Stranger things, eighties powa
Les séries c’est bien, mais en ce moment ça pousse encore plus dru que le chiendent et personnellement je n’ai pas la patience d’en explorer les arcanes mystérieux pour y dégoter la perle rare. Du coup je fais confiance aux copains trolls et, malheureux, vous devriez faire pareil ! Voilà t’y pas donc que le camarade Graour décide de changer d’avatar Facebook et, entre autres choses, nous vante par le menu les qualités ineffables de son dernier visionnage sériel.

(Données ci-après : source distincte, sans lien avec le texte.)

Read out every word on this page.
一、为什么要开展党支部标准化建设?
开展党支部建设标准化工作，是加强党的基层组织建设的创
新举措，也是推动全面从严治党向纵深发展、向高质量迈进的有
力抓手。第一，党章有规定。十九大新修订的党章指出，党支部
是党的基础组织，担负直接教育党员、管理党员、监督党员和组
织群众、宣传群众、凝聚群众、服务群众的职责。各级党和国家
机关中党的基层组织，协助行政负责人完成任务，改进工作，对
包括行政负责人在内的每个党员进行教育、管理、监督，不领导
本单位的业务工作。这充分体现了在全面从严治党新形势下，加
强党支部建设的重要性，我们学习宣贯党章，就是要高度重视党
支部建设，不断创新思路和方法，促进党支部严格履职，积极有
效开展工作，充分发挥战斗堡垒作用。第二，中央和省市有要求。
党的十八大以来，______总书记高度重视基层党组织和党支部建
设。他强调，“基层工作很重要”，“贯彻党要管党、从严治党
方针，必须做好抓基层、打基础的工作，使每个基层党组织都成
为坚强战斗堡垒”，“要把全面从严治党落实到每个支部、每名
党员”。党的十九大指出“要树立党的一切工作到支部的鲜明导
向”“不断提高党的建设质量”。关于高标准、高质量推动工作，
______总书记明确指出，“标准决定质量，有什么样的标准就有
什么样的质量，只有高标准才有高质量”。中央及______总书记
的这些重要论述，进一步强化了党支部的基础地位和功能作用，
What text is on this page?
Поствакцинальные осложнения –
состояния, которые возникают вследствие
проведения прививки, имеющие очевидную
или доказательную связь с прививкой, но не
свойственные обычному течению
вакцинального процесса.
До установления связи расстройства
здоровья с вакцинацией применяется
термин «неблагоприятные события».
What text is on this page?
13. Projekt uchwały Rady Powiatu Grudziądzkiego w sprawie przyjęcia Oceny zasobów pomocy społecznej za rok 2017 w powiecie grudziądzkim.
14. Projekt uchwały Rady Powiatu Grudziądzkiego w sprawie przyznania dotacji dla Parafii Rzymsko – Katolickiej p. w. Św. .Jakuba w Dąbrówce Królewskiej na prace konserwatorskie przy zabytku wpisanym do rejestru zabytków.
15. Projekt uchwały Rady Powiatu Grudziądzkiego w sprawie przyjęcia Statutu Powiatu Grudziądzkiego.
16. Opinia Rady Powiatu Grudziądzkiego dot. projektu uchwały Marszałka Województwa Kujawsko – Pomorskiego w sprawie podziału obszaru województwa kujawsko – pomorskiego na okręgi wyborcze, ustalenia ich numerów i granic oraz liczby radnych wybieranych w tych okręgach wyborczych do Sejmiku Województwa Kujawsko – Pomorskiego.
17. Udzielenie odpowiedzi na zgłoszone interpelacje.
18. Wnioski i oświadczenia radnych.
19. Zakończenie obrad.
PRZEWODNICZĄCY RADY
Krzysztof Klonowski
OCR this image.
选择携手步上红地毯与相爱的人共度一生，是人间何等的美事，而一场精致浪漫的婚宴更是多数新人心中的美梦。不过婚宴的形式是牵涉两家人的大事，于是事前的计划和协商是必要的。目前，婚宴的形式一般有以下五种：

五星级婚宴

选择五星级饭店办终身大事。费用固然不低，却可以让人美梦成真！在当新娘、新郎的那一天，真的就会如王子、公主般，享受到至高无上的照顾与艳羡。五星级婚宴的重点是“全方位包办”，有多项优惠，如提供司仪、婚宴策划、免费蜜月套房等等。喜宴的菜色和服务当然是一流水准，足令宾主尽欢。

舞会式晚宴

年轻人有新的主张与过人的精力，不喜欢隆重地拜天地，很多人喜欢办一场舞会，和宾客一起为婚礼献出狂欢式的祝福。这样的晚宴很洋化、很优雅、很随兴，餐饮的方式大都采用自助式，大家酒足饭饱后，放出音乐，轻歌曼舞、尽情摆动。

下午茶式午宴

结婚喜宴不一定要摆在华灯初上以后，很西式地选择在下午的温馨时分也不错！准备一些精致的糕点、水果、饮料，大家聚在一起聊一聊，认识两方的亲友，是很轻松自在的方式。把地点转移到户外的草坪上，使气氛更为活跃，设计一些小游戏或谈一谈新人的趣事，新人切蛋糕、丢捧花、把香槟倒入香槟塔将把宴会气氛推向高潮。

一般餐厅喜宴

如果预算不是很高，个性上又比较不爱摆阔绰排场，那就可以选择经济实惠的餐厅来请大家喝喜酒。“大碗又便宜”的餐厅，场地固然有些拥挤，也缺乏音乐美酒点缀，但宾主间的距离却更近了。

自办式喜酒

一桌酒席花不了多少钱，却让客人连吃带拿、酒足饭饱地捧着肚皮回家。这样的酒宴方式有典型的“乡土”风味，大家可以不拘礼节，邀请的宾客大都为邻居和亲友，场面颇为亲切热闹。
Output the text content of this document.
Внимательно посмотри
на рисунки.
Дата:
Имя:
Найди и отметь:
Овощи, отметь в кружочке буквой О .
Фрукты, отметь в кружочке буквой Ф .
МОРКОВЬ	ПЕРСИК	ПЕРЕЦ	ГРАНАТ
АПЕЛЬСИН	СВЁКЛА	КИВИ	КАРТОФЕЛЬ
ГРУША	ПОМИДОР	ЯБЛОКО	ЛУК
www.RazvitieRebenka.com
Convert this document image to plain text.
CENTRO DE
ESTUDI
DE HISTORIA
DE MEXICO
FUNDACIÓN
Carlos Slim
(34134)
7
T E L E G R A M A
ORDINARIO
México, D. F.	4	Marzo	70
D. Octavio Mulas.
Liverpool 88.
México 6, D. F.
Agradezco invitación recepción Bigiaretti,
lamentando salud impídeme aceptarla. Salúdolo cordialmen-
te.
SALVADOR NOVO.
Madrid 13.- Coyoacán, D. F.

« Bordel cey tro bi1 » lance-t-il avec verve et entrain. Me voici piqué au vif. Le Rédak’Chef enchérit : « ça défonce la boîte à crotte » (oui, il est très vulgaire en privé). La démonstration est imparable, je me jette sur la pépite et me voilà parti pour huit épisodes de délices dans les années 80, années bénies qui virent dans l’ordre, l’arrivée de Tonton au pouvoir, une palanquée de films incroyables… et la naissance de votre serviteur. Alors on se refait la brosse-mullet, on prend son bandana, on grimpe sur son bi-cross et on démarre l’analyse de Stranger Things !
Étrange machin
Aguiché par l’œuvre par l’entremise subtile de mes petits camarades, je n’en savais pas plus long que le titre et il laisse comme un arrière goût d’incertitude. La bande-annonce est plus loquace, mais attention mes jeunes lecteurs échevelés, ne vous arrêtez pas à la bonne femme qui fait des câlins à une guirlande de noël et aux scènes remplies d’une potentielle obsession malsaine pour les ampoules. Stranger Things va également bien au-delà de l’immersion dans les années 80 (même si on ne va pas s’en priver) et de l’enquête sur une disparition mystérieuse. Mais posons un peu le cadre… là… oui, là ça sera très bien.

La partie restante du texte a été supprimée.